We initiate the study of fine-grained completeness theorems for exact and approximate optimization in the polynomial-time regime. Inspired by the first completeness results for decision problems in P (Gao, Impagliazzo, Kolokolova, Williams, TALG 2019) as well as the classic class MaxSNP and MaxSNP-completeness for NP optimization problems (Papadimitriou, Yannakakis, JCSS 1991), we define polynomial-time analogues MaxSP and MinSP, which contain a number of natural optimization problems in P, including Maximum Inner Product, general forms of nearest neighbor search and optimization variants of the (k)-XOR problem. Specifically, we define MaxSP as the class of problems definable as (\max_{x_1,\dots,x_k} #\{ (y_1,\dots,y_\ell) : \phi(x_1,\dots,x_k, y_1,\dots,y_\ell) \}), where (\phi) is a quantifier-free first-order property over a given relational structure (with MinSP defined analogously). On (m)-sized structures, we can solve each such problem in time (O(m^{k+\ell-1})). Our results are:

• We determine (a sparse variant of) the Maximum/Minimum Inner Product problem as complete under deterministic fine-grained reductions: A strongly subquadratic algorithm for Maximum/Minimum Inner Product would beat the baseline running time of (O(m^{k+\ell-1})) for all problems in MaxSP/MinSP by a polynomial factor.
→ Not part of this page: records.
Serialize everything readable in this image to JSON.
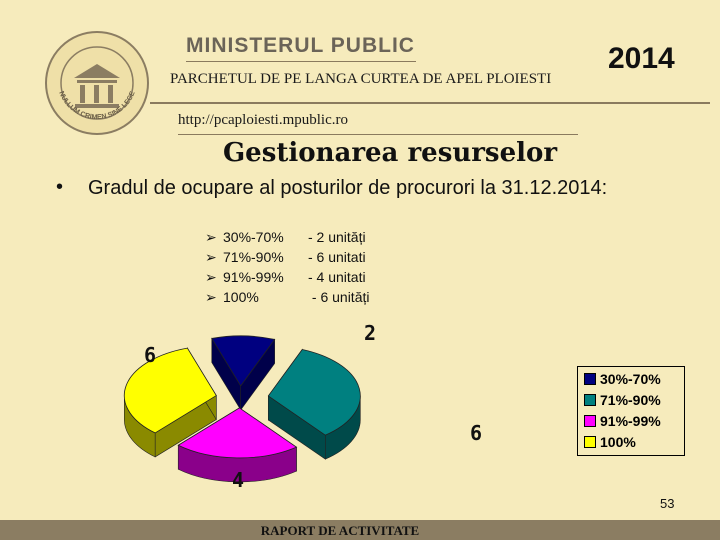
{
  "header": {
    "ministry": "MINISTERUL PUBLIC",
    "parchet": "PARCHETUL DE PE LANGA CURTEA DE APEL PLOIESTI",
    "url": "http://pcaploiesti.mpublic.ro",
    "year": "2014",
    "seal_text": "NULLUM CRIMEN SINE LEGE"
  },
  "slide": {
    "title": "Gestionarea resurselor",
    "bullet": "Gradul de ocupare al posturilor de procurori la 31.12.2014:",
    "sublist": [
      {
        "range": "30%-70%",
        "count": "- 2 unități"
      },
      {
        "range": "71%-90%",
        "count": "- 6 unitati"
      },
      {
        "range": "91%-99%",
        "count": "- 4 unitati"
      },
      {
        "range": "100%",
        "count": " - 6 unități"
      }
    ],
    "page_number": "53",
    "footer": "RAPORT DE ACTIVITATE"
  },
  "chart_data": {
    "type": "pie",
    "categories": [
      "30%-70%",
      "71%-90%",
      "91%-99%",
      "100%"
    ],
    "values": [
      2,
      6,
      4,
      6
    ],
    "data_labels": [
      "2",
      "6",
      "4",
      "6"
    ],
    "colors": [
      "#000080",
      "#008080",
      "#ff00ff",
      "#ffff00"
    ],
    "side_colors": [
      "#00004a",
      "#004a4a",
      "#8a008a",
      "#8a8a00"
    ],
    "legend_position": "right",
    "three_d": true
  }
}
• This completeness transfers to approximation: Maximum/Minimum Inner Product is also complete in the sense that a strongly subquadratic (c)-approximation would give a ((c+\epsilon))-approximation for all MaxSP/MinSP problems in time (O(m^{k+\ell-1-\delta})), where (\epsilon > 0) can be chosen arbitrarily small. Combining our completeness with~(Chen, Williams, SODA 2019), we obtain the perhaps surprising consequence that refuting the OV Hypothesis is equivalent to giving a (O(1))-approximation for all MinSP problems in faster-than-(O(m^{k+\ell-1})) time.